The technology in our pockets can now play a role in tracing the spread of coronavirus, with the launch of an app for England and Wales.
But how should the app be used, who should use it and will it even work on your smartphone?
Here, the PA news agency answers some of the crucial questions about the NHS Covid-19 contact tracing app:
– Do I have to use the app?
No, the app is entirely voluntary.
Businesses have started displaying QR code posters making it easier for anyone entering their facilities to scan and check in, but venues are expected to keep a paper log for anyone not using the app.
The new #NHSCOVID19app, now available in England and Wales, is the fastest way of knowing when you’re at risk from coronavirus.
Download now from:
➡️ Google Play Store: https://t.co/sivYOhAkH3
➡️ Apple App Store: https://t.co/EnHDdr5mtg
— NHS (@NHSuk) September 24, 2020
– What sort of smartphone do I need?
The app is available on iOS and Android operating systems but will not work on older handsets.
On the iPhone, you will need to be running iOS 13.5, meaning the oldest possible iPhone device you can use it on is 2015’s iPhone 6s.
On Android, Marshmallow 6.0 – released in 2015 – and higher is required.
NHS Test and Trace says this is because the app needs something called Exposure Notification, which Apple and Google developed together for it to work.
Those unable to access the app are urged to continue using traditional contact tracing services instead.
– Will it track my location?
No, the app does not request access to GPS features on your phone, meaning it can’t track your movements.
The only things the app will ask permission for is to use Bluetooth in the background, which essentially allows the contact tracing process to work.
It also needs notifications, to alert you if someone who was close to you has tested positive for the virus.
– What languages is it available in?
There are plans to add other languages, including Polish.
– What if I live in Scotland and Northern Ireland?
Scotland and Northern Ireland have their own apps, called Protect Scotland and StopCOVID NI respectively.
The Department for Health and Social Care (DHSC) says it is continuing to work with both the Northern Ireland Executive and Scottish Government to understand how best the apps could complement each other.

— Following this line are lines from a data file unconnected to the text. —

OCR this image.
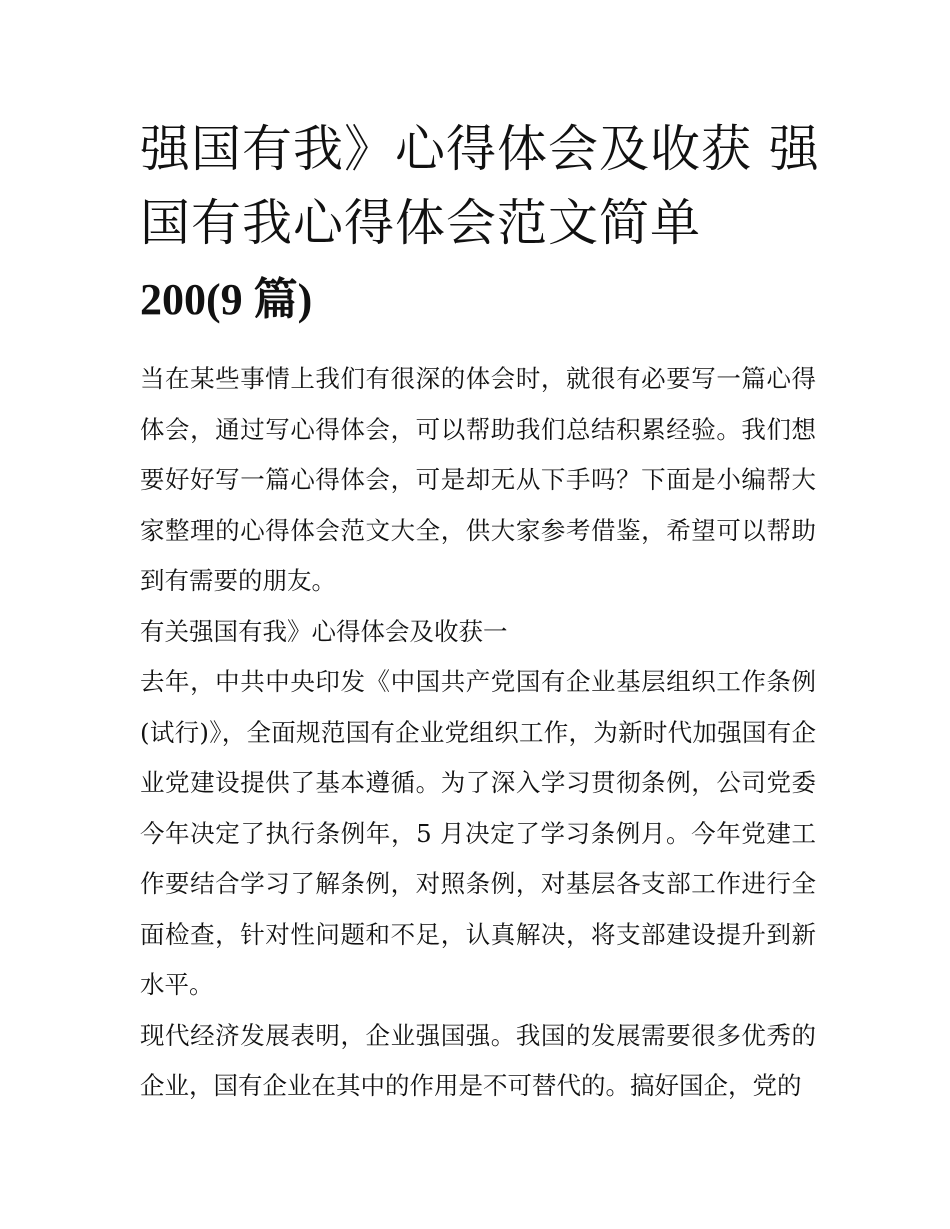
强国有我》心得体会及收获 强国有我心得体会范文简单
200(9 篇)

当在某些事情上我们有很深的体会时，就很有必要写一篇心得体会，通过写心得体会，可以帮助我们总结积累经验。我们想要好好写一篇心得体会，可是却无从下手吗？下面是小编帮大家整理的心得体会范文大全，供大家参考借鉴，希望可以帮助到有需要的朋友。

有关强国有我》心得体会及收获一

去年，中共中央印发《中国共产党国有企业基层组织工作条例(试行)》，全面规范国有企业党组织工作，为新时代加强国有企业党建设提供了基本遵循。为了深入学习贯彻条例，公司党委今年决定了执行条例年，5 月决定了学习条例月。今年党建工作要结合学习了解条例，对照条例，对基层各支部工作进行全面检查，针对性问题和不足，认真解决，将支部建设提升到新水平。

现代经济发展表明，企业强国强。我国的发展需要很多优秀的企业，国有企业在其中的作用是不可替代的。搞好国企，党的
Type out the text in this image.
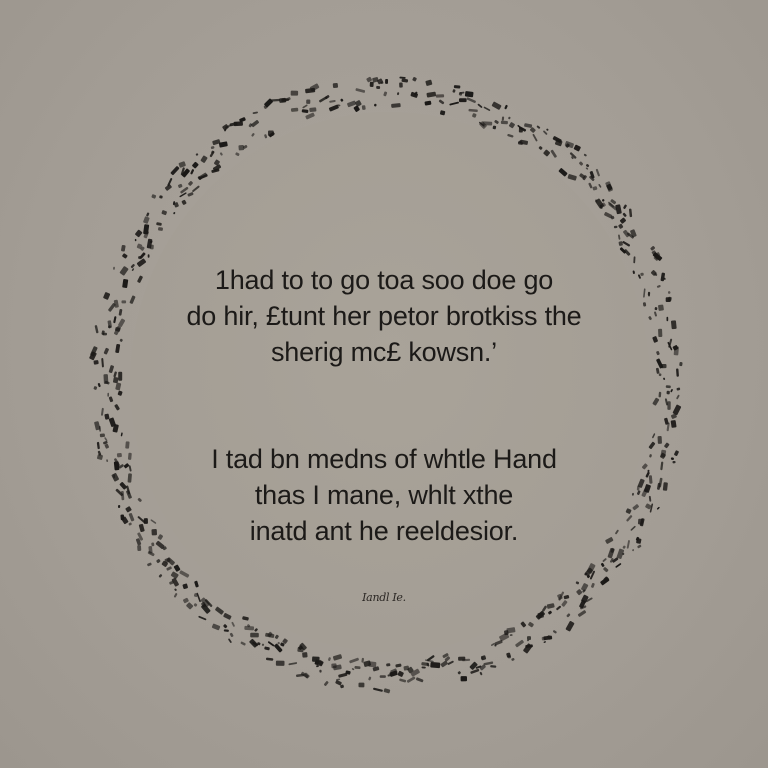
1had to to go toa soo doe go
do hir, £tunt her petor brotkiss the
sherig mc£ kowsn.’
I tad bn medns of whtle Hand
thas I mane, whlt xthe
inatd ant he reeldesior.
Iandl Ie.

The UK is also working with other app development teams across the world to create an app that can be used even while travelling in other countries.
– So, what if I travel to another UK nation or another country?
Apple and Google’s Exposure Notification technology will only allow the use of one official contact tracing app at a time.
So without a common app or compatibility in other countries for the moment, you will need to change your Exposure Notifications settings to switch between apps.
Open the app for the country you are in, and turn on contact tracing within that app.
A prompt will ask if you want to switch – but be sure to switch back when you return home.
– Do children need to use it?
No, it is for people over the age of 16.
– I’m not allowed my phone at work, what should I do?
There is a toggle to switch contact tracing off when you need to, found at the bottom of the app screen.
This should help avoid any false positives when your phone is in your work locker and not on your person.
When switching the toggle, it will ask if you want to set a reminder for when it should be switched back on.
– Will it actually make a difference?
The app has been pitched as an aid to contact tracing efforts.
NHS Test and Trace head Baroness Dido Harding has repeatedly said the technology is not a “silver bullet”.
Dr David Bonsall, scientific adviser to the Test and Trace Programme and senior researcher at Oxford University, said: “Even at lower uptake levels, the NHS Covid-19 contact tracing app will work within small networks of app users.
“Our Oxford University analysis suggests that every pair of friends using the app has the potential to prevent an infection.”